En 1963, blessé par une vertèbre cervicale, Roger est quadriplégique en position fœtale. Personne ne veut prendre le risque d’opérer. Par le truchement des associations, un neurologue dont la famille a été exterminée pendant la guerre accepte d’intervenir. Il fait le voyage à ses frais. L’opération est un succès. Après des mois de rééducation, le cabinet dentaire rouvre ses portes (Puybouffat-Merrien, 2008).

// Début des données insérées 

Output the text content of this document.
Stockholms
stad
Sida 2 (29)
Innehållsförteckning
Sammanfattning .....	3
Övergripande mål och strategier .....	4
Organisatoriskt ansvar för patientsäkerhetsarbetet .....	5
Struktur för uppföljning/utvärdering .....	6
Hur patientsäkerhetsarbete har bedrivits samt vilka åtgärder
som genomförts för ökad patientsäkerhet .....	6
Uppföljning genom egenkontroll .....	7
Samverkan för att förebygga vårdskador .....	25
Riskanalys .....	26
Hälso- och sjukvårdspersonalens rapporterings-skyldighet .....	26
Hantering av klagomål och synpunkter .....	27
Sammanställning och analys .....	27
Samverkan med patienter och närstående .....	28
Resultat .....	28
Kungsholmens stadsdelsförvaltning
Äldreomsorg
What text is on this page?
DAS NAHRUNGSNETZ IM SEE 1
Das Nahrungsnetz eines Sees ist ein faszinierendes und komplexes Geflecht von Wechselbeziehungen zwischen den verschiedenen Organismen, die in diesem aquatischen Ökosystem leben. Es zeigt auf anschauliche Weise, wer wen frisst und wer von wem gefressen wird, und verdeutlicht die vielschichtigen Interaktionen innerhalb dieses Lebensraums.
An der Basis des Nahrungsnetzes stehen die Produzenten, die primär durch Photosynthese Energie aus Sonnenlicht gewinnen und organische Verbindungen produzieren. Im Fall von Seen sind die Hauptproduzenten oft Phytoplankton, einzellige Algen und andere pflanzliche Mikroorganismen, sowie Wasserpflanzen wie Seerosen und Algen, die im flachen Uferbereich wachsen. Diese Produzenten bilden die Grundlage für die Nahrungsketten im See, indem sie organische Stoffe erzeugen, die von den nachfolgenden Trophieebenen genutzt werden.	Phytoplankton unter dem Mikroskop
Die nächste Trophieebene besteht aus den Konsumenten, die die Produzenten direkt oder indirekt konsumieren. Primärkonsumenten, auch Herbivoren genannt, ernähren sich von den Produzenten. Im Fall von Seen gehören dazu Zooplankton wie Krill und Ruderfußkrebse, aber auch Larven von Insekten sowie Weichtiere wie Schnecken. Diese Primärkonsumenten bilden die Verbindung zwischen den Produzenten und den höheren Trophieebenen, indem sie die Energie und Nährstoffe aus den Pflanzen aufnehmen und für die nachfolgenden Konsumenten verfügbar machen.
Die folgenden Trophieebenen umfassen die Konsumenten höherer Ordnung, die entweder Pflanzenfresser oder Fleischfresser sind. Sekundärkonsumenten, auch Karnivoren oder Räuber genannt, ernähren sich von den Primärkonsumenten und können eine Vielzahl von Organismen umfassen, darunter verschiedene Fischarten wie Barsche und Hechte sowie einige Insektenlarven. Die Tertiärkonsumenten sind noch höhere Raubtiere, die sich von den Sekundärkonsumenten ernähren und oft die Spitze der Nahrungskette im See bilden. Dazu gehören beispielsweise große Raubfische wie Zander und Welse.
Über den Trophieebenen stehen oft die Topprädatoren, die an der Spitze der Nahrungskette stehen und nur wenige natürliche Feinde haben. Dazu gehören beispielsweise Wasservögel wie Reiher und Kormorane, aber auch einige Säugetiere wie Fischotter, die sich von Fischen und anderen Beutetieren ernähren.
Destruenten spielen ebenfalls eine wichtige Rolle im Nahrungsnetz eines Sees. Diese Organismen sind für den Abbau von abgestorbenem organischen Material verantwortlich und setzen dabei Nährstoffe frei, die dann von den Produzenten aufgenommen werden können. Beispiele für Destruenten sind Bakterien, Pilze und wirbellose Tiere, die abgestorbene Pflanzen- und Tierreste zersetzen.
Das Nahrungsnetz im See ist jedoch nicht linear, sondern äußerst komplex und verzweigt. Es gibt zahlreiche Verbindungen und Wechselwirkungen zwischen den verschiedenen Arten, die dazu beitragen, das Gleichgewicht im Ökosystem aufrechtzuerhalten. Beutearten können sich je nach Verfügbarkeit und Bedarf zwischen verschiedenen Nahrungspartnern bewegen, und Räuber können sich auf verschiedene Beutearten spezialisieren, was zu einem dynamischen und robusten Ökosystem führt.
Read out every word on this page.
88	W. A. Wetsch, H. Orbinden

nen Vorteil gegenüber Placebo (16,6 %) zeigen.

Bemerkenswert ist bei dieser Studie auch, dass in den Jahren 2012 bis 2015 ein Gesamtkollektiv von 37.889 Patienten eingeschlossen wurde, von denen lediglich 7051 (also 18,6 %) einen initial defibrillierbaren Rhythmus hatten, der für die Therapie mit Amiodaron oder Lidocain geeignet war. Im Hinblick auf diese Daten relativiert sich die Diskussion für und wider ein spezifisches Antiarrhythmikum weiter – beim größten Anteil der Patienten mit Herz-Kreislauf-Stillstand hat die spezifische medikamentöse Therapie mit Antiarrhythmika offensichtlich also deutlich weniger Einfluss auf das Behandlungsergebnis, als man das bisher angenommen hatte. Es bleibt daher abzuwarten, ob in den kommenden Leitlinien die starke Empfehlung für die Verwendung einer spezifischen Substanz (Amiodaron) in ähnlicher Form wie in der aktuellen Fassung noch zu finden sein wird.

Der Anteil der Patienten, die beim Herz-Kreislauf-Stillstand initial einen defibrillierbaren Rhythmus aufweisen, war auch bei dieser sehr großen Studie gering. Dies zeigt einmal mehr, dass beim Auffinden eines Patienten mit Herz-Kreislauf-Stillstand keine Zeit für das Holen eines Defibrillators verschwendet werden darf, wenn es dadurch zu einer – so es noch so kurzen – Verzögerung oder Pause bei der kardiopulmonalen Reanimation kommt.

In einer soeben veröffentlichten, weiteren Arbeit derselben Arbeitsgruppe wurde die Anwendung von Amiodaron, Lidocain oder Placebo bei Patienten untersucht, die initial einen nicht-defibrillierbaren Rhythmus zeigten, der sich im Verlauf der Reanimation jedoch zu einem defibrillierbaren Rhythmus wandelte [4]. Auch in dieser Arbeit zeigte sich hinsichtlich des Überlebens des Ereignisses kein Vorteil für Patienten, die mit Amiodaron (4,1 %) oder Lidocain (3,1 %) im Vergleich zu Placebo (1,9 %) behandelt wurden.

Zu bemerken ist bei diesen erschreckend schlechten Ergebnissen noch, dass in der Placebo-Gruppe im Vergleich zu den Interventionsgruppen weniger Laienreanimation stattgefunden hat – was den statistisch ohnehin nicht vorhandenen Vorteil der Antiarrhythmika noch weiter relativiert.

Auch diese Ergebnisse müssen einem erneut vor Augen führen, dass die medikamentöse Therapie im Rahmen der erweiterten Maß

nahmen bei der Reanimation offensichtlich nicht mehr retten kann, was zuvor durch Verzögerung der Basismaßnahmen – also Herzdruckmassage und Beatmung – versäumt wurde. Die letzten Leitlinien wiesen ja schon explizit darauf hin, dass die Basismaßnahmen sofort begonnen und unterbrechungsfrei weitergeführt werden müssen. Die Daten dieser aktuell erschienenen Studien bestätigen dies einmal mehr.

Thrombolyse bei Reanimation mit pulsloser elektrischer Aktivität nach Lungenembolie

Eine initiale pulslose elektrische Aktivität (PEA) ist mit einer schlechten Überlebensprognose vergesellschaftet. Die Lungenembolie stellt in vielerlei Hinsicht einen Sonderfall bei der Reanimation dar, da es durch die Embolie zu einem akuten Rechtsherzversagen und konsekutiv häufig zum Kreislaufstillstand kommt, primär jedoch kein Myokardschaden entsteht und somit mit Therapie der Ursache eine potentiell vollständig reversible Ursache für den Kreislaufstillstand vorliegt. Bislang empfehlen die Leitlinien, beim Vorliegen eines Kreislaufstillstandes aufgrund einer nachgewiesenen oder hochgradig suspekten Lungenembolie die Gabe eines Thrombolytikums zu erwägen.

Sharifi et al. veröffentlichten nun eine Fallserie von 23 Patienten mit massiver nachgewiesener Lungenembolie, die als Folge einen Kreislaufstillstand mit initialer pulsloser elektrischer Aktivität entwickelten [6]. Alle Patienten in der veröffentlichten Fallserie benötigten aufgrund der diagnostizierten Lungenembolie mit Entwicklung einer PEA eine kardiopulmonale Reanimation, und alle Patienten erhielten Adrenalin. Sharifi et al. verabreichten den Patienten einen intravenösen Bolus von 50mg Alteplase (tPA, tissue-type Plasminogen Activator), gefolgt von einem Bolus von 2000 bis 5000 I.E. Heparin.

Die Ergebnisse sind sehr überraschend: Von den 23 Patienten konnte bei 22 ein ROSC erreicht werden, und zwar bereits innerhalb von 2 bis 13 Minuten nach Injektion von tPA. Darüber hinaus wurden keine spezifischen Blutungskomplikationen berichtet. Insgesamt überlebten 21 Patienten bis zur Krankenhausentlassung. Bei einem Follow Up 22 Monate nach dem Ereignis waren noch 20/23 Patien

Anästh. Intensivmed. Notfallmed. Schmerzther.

Toutefois, ses blessures, surtout celles du côté gauche, rendent son exercice difficile et de moins en moins précis. La mort dans l’âme, Roger Puybouffat doit renoncer à sa profession.
En 1980, il est amputé à gauche, à mi-cuisse, mais sa jambe droite menace de suivre le même chemin. Ses journées se résument à la lecture du journal et à la télévision, ne pouvant plus se déplacer seul. Aussi, sa femme décide-t-elle d’inviter des amis, de la famille, organise des réunions, l’entraîne au restaurant, veille à sa bonne présentation en demandant à son coiffeur et à son tailleur de venir au domicile. Les nuits sont horribles. Dans son sommeil, Roger retourne constamment à Mauthausen et à Loibl-Pass (Puybouffat-Merrien, 2008).
Sa lésion au niveau cervical n’étant qu’en rémission voit sa luette et son arrière-gorge se paralyser, rendant tout repas extrêmement douloureux. Adèle le soigne jusqu’à l’épuisement et meurt en mars 1983, renversée par une voiture (Puybouffat-Merrien, 2008).
Roger sombre dans le coma et décède à son tour, en décembre 1983. Avec le soutien de son épouse, Roger considérait que les 38 ans de vie après les camps étaient des « années volées aux nazis (Puybouffat-Merrien, 2008). »
Roger Puybouffat a reçu la Croix de guerre avec palmes et la Légion d’honneur. Le 25 novembre 1948, un certificat d’appartenance à la Résistance intérieure française (n° 7 983) lui a été délivré pour des services rendus de mai 1941 au 19 juin 1945, date de son rapatriement. Il était membre de l’organisation de Résistance : « Front national ». Sa femme, Adèle, a reçu également un certificat similaire (Amicale de Châteaubriant-Voves-Rouillé, sans date ; Puybouffat-Merrien Rose, 2008).
Adèle et Roger Puybouffat, et leur fille Rose en 1936 (Puybouffat-Merrien, 2010).

Références bibliographiques :
Amicale de Châteaubriant-Voves-Rouillé, « Puybouffat Roger », in http://www.amicale-chateaubriant.fr, sans date, pp. 1-2. Jamin Sophie, Le chirurgien-dentiste français pendant la Seconde Guerre mondiale, Thèse Doct. Chir. Dent., Rennes, 2011. Puybouffat-Merrien Rose, communication personnelle, Paris, 2010.
Puybouffat-Merrien Rose, « Roger Puybouffat, dentiste au camp de Choisel en 1941 », in Journal La Mée, Châteaubriant, 2008.